Considering what to compare, technically, the comparison of the magnitudes and phases of S-parameters is sufficient to make a decision on accuracy or spot a problem. Though, comparison in the time domain is usually also needed as it may reveal additional problems. Comparison with TDR/TDT response that is measured directly with a TDR scope requires modeling the step function with the shape and spectrum matching the one used in the experiment. It is a similar situation with the eye diagrams.    Using the ideal ramp step functions or PRBS with ideal trapezoidal shaped pulses may obfuscate and distort the results.  Alternatively, measured and modeled S-parameters should be used to do all time domain computations with exactly the same stimuli matching the bandwidth of the model. It can be done in two ways: either with convolution with the impulse response computed directly from discrete S-parameters with IFFT or with the rational approximation and fast recursive convolution as it is done here. The rational approximation is frequency-continuous and naturally extends S-parameters to DC and to infinite frequencies. It is also causal by definition if passivity is ensured. The accuracy of the time domain analysis in this case is defined only by the accuracy of the rational approximation. In other words, the accuracy is always under control, unlike in the case of analysis with IFFT where interpolation and extrapolation introduce uncontrolled errors. In addition, the recursive convolution is exact for piecewise linear signals and much faster than the direct convolution. Thus, we will naturally use the rational approximation for all time-domain computations here. After all decisions on the modeling are made, we run the post-layout analysis for all structures on the validation board and compare the magnitudes of S-parameters, phase delays, TDR computed with Gaussian step with 20 ps 10-90% rise time and eye diagrams computed with 30 Gbps NRZ PRBS signal with 25 ps rise and fall time generated with LFSR with order 32.

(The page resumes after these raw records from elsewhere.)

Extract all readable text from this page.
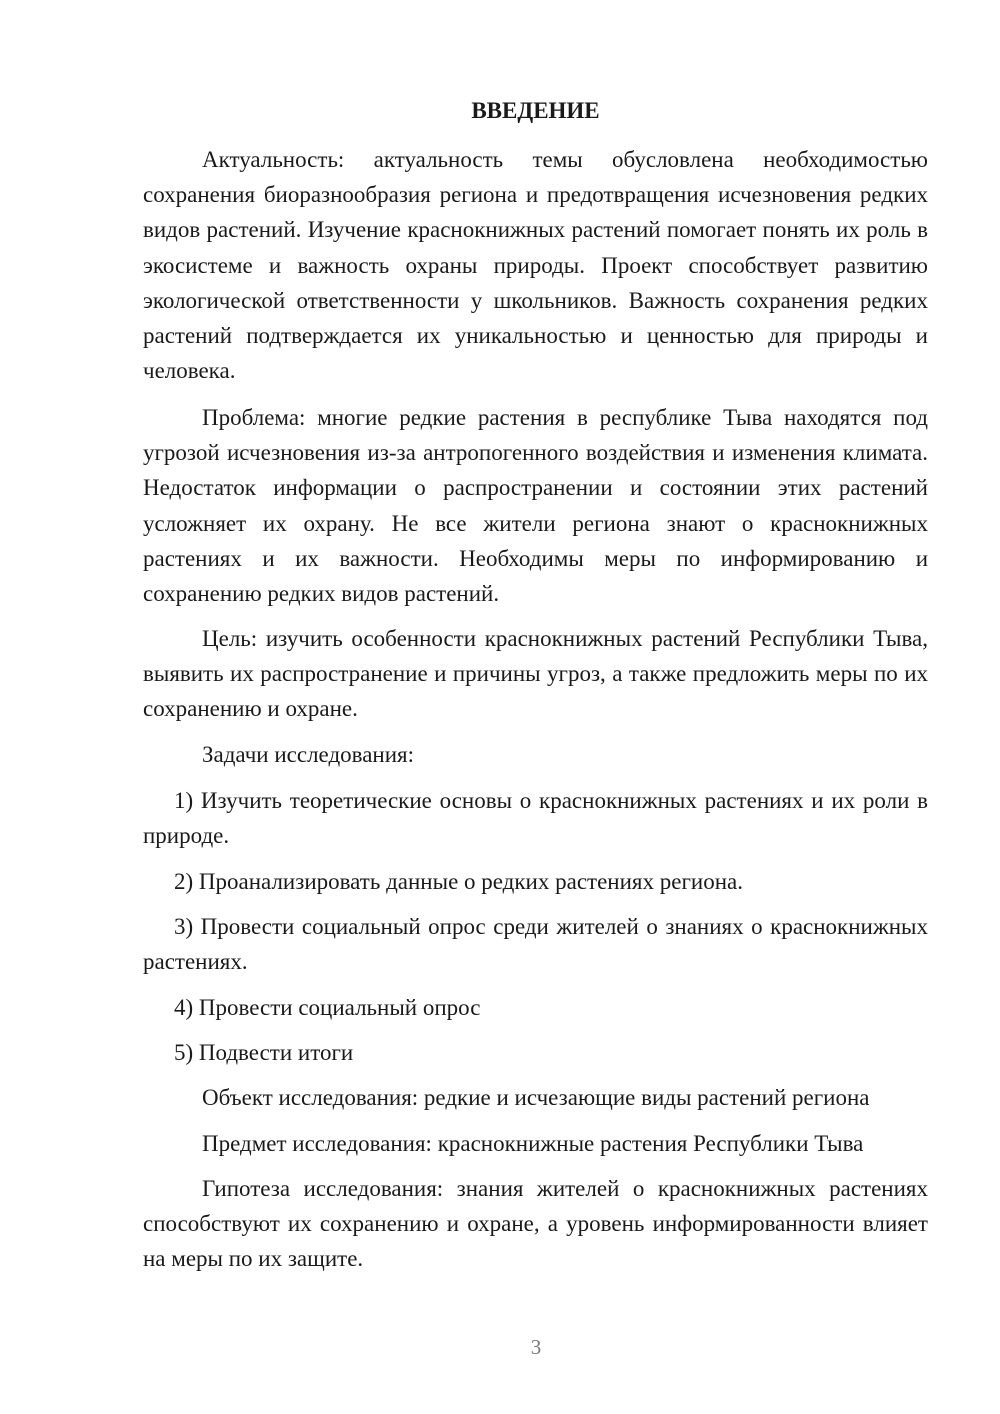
ВВЕДЕНИЕ

Актуальность: актуальность темы обусловлена необходимостью сохранения биоразнообразия региона и предотвращения исчезновения редких видов растений. Изучение краснокнижных растений помогает понять их роль в экосистеме и важность охраны природы. Проект способствует развитию экологической ответственности у школьников. Важность сохранения редких растений подтверждается их уникальностью и ценностью для природы и человека.

Проблема: многие редкие растения в республике Тыва находятся под угрозой исчезновения из-за антропогенного воздействия и изменения климата. Недостаток информации о распространении и состоянии этих растений усложняет их охрану. Не все жители региона знают о краснокнижных растениях и их важности. Необходимы меры по информированию и сохранению редких видов растений.

Цель: изучить особенности краснокнижных растений Республики Тыва, выявить их распространение и причины угроз, а также предложить меры по их сохранению и охране.

Задачи исследования:

1) Изучить теоретические основы о краснокнижных растениях и их роли в природе.

2) Проанализировать данные о редких растениях региона.

3) Провести социальный опрос среди жителей о знаниях о краснокнижных растениях.

4) Провести социальный опрос

5) Подвести итоги

Объект исследования: редкие и исчезающие виды растений региона

Предмет исследования: краснокнижные растения Республики Тыва

Гипотеза исследования: знания жителей о краснокнижных растениях способствуют их сохранению и охране, а уровень информированности влияет на меры по их защите.

3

First we simulated the differential links used to extract GMS-parameters at the material model identification step, to see how the model scales for longer segments. Fig. 25 illustrates the analysis of the complete 10 cm (about 4 inch) differential strip link in layer INNER6 with the de-compositional electromagnetic analysis in Simbeor software. The link is divided into single-ended and differential microstrip segments and connector + launch discontinuities at four ends. The results of the validation are shown in Fig. 26-28. Measured and modeled magnitudes of the single-ended S-parameters are compared in Fig. 26. There is good correspondence in the insertion loss, FEXT (due to matching odd and even modes as shown in Fig. 24) and NEXT up to about 30 GHz (what is going on above 30 GHz is explained later). Though we can see some differences in the reflection parameter starting from about 10 GHz and having impact on the insertion loss around 30 GHz.

Fig 25

Figure 25. De-compositional electromagnetic model of the diferential. strip link in layer INNER6 (Simbeor).

Fig 26

Figure 26. 10 cm differential strip link in layer INNER6 – measured and modeled magnitudes of single-ended S-parameters.

Fig 27

Figure 27. 10 cm diferential. strip link in layer INNER6 – measured and modeled mixed-mode S-parameters magnitude (left plot) and phase delay for diff. and common mode transmission parameters (right plot).

Fig 28

Figure 28. 10 cm differential strip link in layer INNER6 – single-ended (left plot) and mixed-mode (right plot) measured and modeled TDRs.